Python Implementation
from sklearn.svm import SVC
import numpy as np
# XOR dataset
X = np.array([
[0, 0],
[0, 1],
[1, 0],
[1, 1]
])
y = np.array([-1, 1, 1, -1])
# RBF Kernel SVM
model = SVC(kernel="rbf", gamma=1, C=1000)
# Train model
model.fit(X, y)
# Predict training data
training_predictions = model.predict(X)
print("Training Predictions:")
for point, actual, pred in zip(X, y, training_predictions):
print(f"Point: {point}, Actual: {actual}, Predicted: {pred}")
# Predict new points
new_points = np.array([
[0, 0.8],
[0.9, 0.9]
])
new_predictions = model.predict(new_points)

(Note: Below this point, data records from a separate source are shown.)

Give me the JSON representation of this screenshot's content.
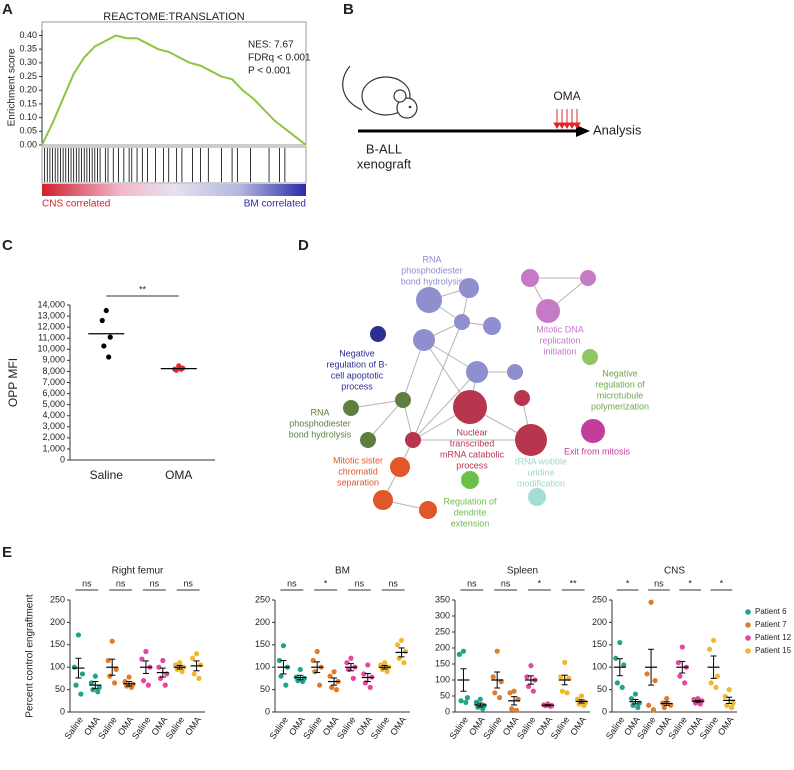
{
  "panel_labels": [
    "A",
    "B",
    "C",
    "D",
    "E"
  ],
  "chart_data": [
    {
      "type": "line",
      "title": "REACTOME:TRANSLATION",
      "ylabel": "Enrichment score",
      "ylim": [
        0,
        0.42
      ],
      "yticks": [
        {
          "value": 0,
          "label": "0.00"
        },
        {
          "value": 0.05,
          "label": "0.05"
        },
        {
          "value": 0.1,
          "label": "0.10"
        },
        {
          "value": 0.15,
          "label": "0.15"
        },
        {
          "value": 0.2,
          "label": "0.20"
        },
        {
          "value": 0.25,
          "label": "0.25"
        },
        {
          "value": 0.3,
          "label": "0.30"
        },
        {
          "value": 0.35,
          "label": "0.35"
        },
        {
          "value": 0.4,
          "label": "0.40"
        }
      ],
      "values": [
        0,
        0.08,
        0.17,
        0.26,
        0.32,
        0.36,
        0.38,
        0.4,
        0.39,
        0.39,
        0.37,
        0.35,
        0.34,
        0.32,
        0.3,
        0.29,
        0.27,
        0.25,
        0.24,
        0.2,
        0.17,
        0.13,
        0.09,
        0.06,
        0.03,
        0
      ],
      "color": "#8cc63f",
      "annotations": [
        "NES: 7.67",
        "FDRq < 0.001",
        "P < 0.001"
      ],
      "hits": [
        1,
        2,
        3,
        4,
        5,
        6,
        7,
        8,
        9,
        10,
        11,
        12,
        13,
        14,
        15,
        16,
        17,
        18,
        19,
        20,
        21,
        22,
        24,
        25,
        27,
        29,
        31,
        33,
        34,
        36,
        38,
        40,
        43,
        46,
        48,
        51,
        53,
        57,
        60,
        63,
        68,
        72,
        74,
        79,
        86,
        90,
        92
      ],
      "gradient_labels": [
        "CNS correlated",
        "BM correlated"
      ]
    },
    {
      "type": "strip",
      "ylabel": "OPP MFI",
      "ylim": [
        0,
        14000
      ],
      "yticks": [
        0,
        {
          "value": 1000,
          "label": "1,000"
        },
        {
          "value": 2000,
          "label": "2,000"
        },
        {
          "value": 3000,
          "label": "3,000"
        },
        {
          "value": 4000,
          "label": "4,000"
        },
        {
          "value": 5000,
          "label": "5,000"
        },
        {
          "value": 6000,
          "label": "6,000"
        },
        {
          "value": 7000,
          "label": "7,000"
        },
        {
          "value": 8000,
          "label": "8,000"
        },
        {
          "value": 9000,
          "label": "9,000"
        },
        {
          "value": 10000,
          "label": "10,000"
        },
        {
          "value": 11000,
          "label": "11,000"
        },
        {
          "value": 12000,
          "label": "12,000"
        },
        {
          "value": 13000,
          "label": "13,000"
        },
        {
          "value": 14000,
          "label": "14,000"
        }
      ],
      "categories": [
        "Saline",
        "OMA"
      ],
      "colors": [
        "#000000",
        "#e3242b"
      ],
      "values": [
        [
          13500,
          12600,
          11100,
          10300,
          9300
        ],
        [
          8500,
          8200,
          8300,
          8100,
          8200
        ]
      ],
      "means": [
        11400,
        8250
      ],
      "significance": "**"
    },
    {
      "type": "strip",
      "ylabel": "Percent control engraftment",
      "categories": [
        "Saline",
        "OMA"
      ],
      "series": [
        {
          "name": "Patient 6",
          "color": "#1fa38a"
        },
        {
          "name": "Patient 7",
          "color": "#e07b2a"
        },
        {
          "name": "Patient 12",
          "color": "#e3479e"
        },
        {
          "name": "Patient 15",
          "color": "#f1b82d"
        }
      ],
      "panels": [
        {
          "title": "Right femur",
          "ylim": [
            0,
            250
          ],
          "yticks": [
            0,
            50,
            100,
            150,
            200,
            250
          ],
          "significance": [
            "ns",
            "ns",
            "ns",
            "ns"
          ],
          "values": [
            [
              172,
              100,
              85,
              60,
              40
            ],
            [
              80,
              65,
              55,
              50,
              45
            ],
            [
              158,
              115,
              95,
              80,
              65
            ],
            [
              78,
              68,
              62,
              58,
              55
            ],
            [
              135,
              118,
              100,
              70,
              60
            ],
            [
              115,
              100,
              85,
              75,
              60
            ],
            [
              110,
              105,
              100,
              95,
              90
            ],
            [
              130,
              120,
              105,
              85,
              75
            ]
          ],
          "means": [
            98,
            60,
            100,
            63,
            100,
            88,
            100,
            103
          ],
          "sems": [
            22,
            8,
            18,
            5,
            14,
            10,
            4,
            11
          ]
        },
        {
          "title": "BM",
          "ylim": [
            0,
            250
          ],
          "yticks": [
            0,
            50,
            100,
            150,
            200,
            250
          ],
          "significance": [
            "ns",
            "*",
            "ns",
            "ns"
          ],
          "values": [
            [
              148,
              115,
              100,
              80,
              60
            ],
            [
              95,
              78,
              75,
              70,
              68
            ],
            [
              135,
              115,
              100,
              90,
              60
            ],
            [
              90,
              80,
              68,
              55,
              50
            ],
            [
              120,
              110,
              100,
              95,
              75
            ],
            [
              105,
              85,
              78,
              65,
              55
            ],
            [
              110,
              105,
              100,
              95,
              90
            ],
            [
              160,
              150,
              135,
              120,
              110
            ]
          ],
          "means": [
            100,
            77,
            100,
            68,
            100,
            77,
            100,
            133
          ],
          "sems": [
            15,
            5,
            12,
            8,
            8,
            9,
            4,
            10
          ]
        },
        {
          "title": "Spleen",
          "ylim": [
            0,
            350
          ],
          "yticks": [
            0,
            50,
            100,
            150,
            200,
            250,
            300,
            350
          ],
          "significance": [
            "ns",
            "ns",
            "*",
            "**"
          ],
          "values": [
            [
              190,
              180,
              45,
              35,
              30
            ],
            [
              40,
              30,
              20,
              15,
              10
            ],
            [
              190,
              110,
              95,
              60,
              45
            ],
            [
              65,
              60,
              40,
              10,
              5
            ],
            [
              145,
              110,
              100,
              80,
              65
            ],
            [
              25,
              22,
              20,
              20,
              18
            ],
            [
              155,
              110,
              105,
              65,
              60
            ],
            [
              50,
              40,
              30,
              25,
              20
            ]
          ],
          "means": [
            100,
            22,
            100,
            35,
            100,
            21,
            100,
            33
          ],
          "sems": [
            35,
            6,
            25,
            13,
            13,
            2,
            15,
            5
          ]
        },
        {
          "title": "CNS",
          "ylim": [
            0,
            250
          ],
          "yticks": [
            0,
            50,
            100,
            150,
            200,
            250
          ],
          "significance": [
            "*",
            "ns",
            "*",
            "*"
          ],
          "values": [
            [
              155,
              120,
              105,
              65,
              55
            ],
            [
              40,
              30,
              20,
              15,
              10
            ],
            [
              245,
              85,
              70,
              15,
              5
            ],
            [
              30,
              20,
              15,
              10
            ],
            [
              145,
              110,
              100,
              80,
              65
            ],
            [
              30,
              28,
              25,
              20,
              18
            ],
            [
              160,
              140,
              80,
              65,
              55
            ],
            [
              50,
              35,
              20,
              15,
              10
            ]
          ],
          "means": [
            100,
            23,
            100,
            19,
            100,
            24,
            100,
            26
          ],
          "sems": [
            19,
            5,
            40,
            4,
            13,
            2,
            25,
            7
          ]
        }
      ]
    }
  ],
  "timeline": {
    "start": [
      "B-ALL",
      "xenograft"
    ],
    "treatment": "OMA",
    "end": "Analysis"
  },
  "network": {
    "labels": [
      [
        "RNA",
        "phosphodiester",
        "bond hydrolysis"
      ],
      [
        "Mitotic DNA",
        "replication",
        "initiation"
      ],
      [
        "Negative",
        "regulation of B-",
        "cell apoptotic",
        "process"
      ],
      [
        "Negative",
        "regulation of",
        "microtubule",
        "polymerization"
      ],
      [
        "RNA",
        "phosphodiester",
        "bond hydrolysis"
      ],
      [
        "Nuclear",
        "transcribed",
        "mRNA catabolic",
        "process"
      ],
      [
        "Exit from mitosis"
      ],
      [
        "Mitotic sister",
        "chromatid",
        "separation"
      ],
      [
        "tRNA wobble",
        "uridine",
        "modification"
      ],
      [
        "Regulation of",
        "dendrite",
        "extension"
      ]
    ]
  }
}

print("\nNew Point Predictions:")
for point, pred in zip(new_points, new_predictions):
print(f"Point: {point}, Predicted Class: {pred}")
# Support vectors
print("\nSupport Vectors:")
print(model.support_vectors_)
print("\nSupport Vector Indices:")
print(model.support_)
print("\nNumber of Support Vectors per Class:")
print(model.n_support_)
Final Result
Dataset:
XOR Dataset
Kernel Used:
RBF Kernel
Gamma:
γ = 1
Decision Function:
f(x) = Σ αi yi K(xi, x) + b
Support Vectors:
A(0,0), B(0,1), C(1,0), D(1,1)
Prediction:
P(0,0.8) → +1
Q(0.9,0.9) → -1
Important Points
-
RBF Kernel is used for non-linear classification.
-
It measures similarity between points.
-
Nearby points have high similarity.
-
Faraway points have low similarity.
-
RBF can create curved and complex decision boundaries.
-
Gamma controls the influence range of training points.
-
Small gamma creates smoother boundaries.
-
Large gamma creates more complex boundaries.
-
RBF is one of the most commonly used SVM kernels.